Effects of Physicochemical Properties of Different Base Oils on Friction Coefficient and Surface Roughness in MQL Milling AISI 1045

• Published in: International Journal of Precision Engineering and Manufacturing-Green Technology, 8(6) Vol. 8; no. 6; pp. 1629 - 1647
• Main Authors: Yin, Qingan, Li, Changhe, Dong, Lan, Bai, Xiufang, Zhang, Yanbin, Yang, Min, Jia, Dongzhou, Li, Runze, Liu, Zhanqiang
• Format: Journal Article
• Language: English
• Published: Seoul Korean Society for Precision Engineering 01.11.2021; Springer Nature B.V; 한국정밀공학회
• Subjects: Atomizing; Biodegradability; Biodegradation; Coefficient of friction; Contact angle; Cooling; Energy Efficiency; Engineering; Experiments; Fatty acids; Friction; Industrial and Production Engineering; Lubricants; Lubricating oils; Manufacturing; Milling (machining); Mineral oils; Molecular structure; Palm oil; Peanut oil; Physicochemical properties; Physiochemistry; Regular Paper; Soybeans; Steel; Surface roughness; Surface tension; Sustainable Development; Vegetable oils; Viscosity; Workpieces; 기계공학; Minimum quantity lubrication; Sustainable machining; Different base oil; Physicochemical property; Milling
• ISSN: 2288-6206; 2198-0810
• DOI: 10.1007/s40684-021-00318-7

Minimum quantity lubrication (MQL) is an emerging green and resource-saving machining technique jetting minute amount lubricants and gas after mixing and atomization.
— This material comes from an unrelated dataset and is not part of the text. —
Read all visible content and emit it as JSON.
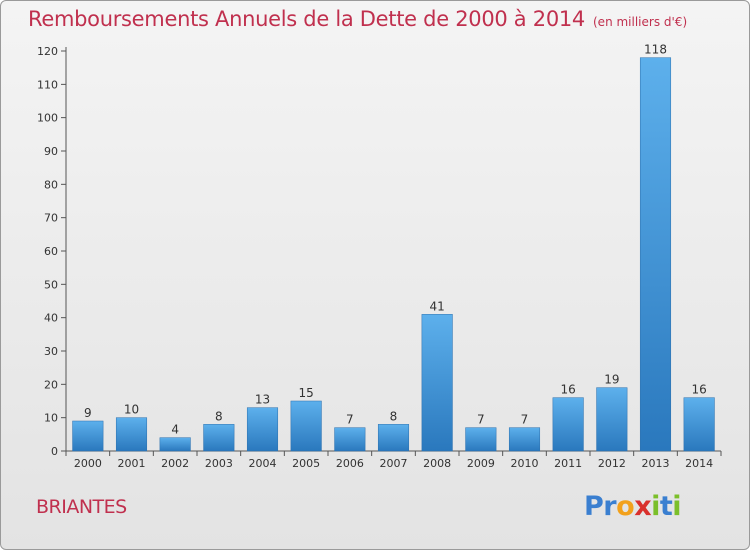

However, MQL development is restricted to mineral oils because of its undegradability and threat to the environment and human health. Vegetable oils can replace mineral oils as base oil for MQL benefitting from its biodegradability and renewable property. Nevertheless, the lubrication mechanism at the tool-workpiece interface of different vegetable oils with various physicochemical properties has not been revealed systematically. In order to verify the interfacial lubrication characteristics of different vegetable oils, MQL milling experiments of AISI 1045 based on five vegetable oils (cottonseed, palm, castor, soybean, and peanut oils) were carried out. The experimental results showed that, palm oil obtained the lowest milling force ( F x  = 312 N, F y  = 156 N), friction coefficient (0.78), and surface roughness values ( Ra  = 0.431 μm, RSm  = 0.252 mm) and the smoothest surface of workpiece. Furthermore, the physiochemical properties (composition, molecular structure, viscosity, surface tension, and contact angle) of vegetable oil were analyzed. Palm oil with high content of saturated fatty acid, high viscosity and small contact angle can form the lubricating oil film with the highest strength and the largest spreading area at the tool-workpiece interface. Therefore, palm oil can achieve the optimal lubrication effect.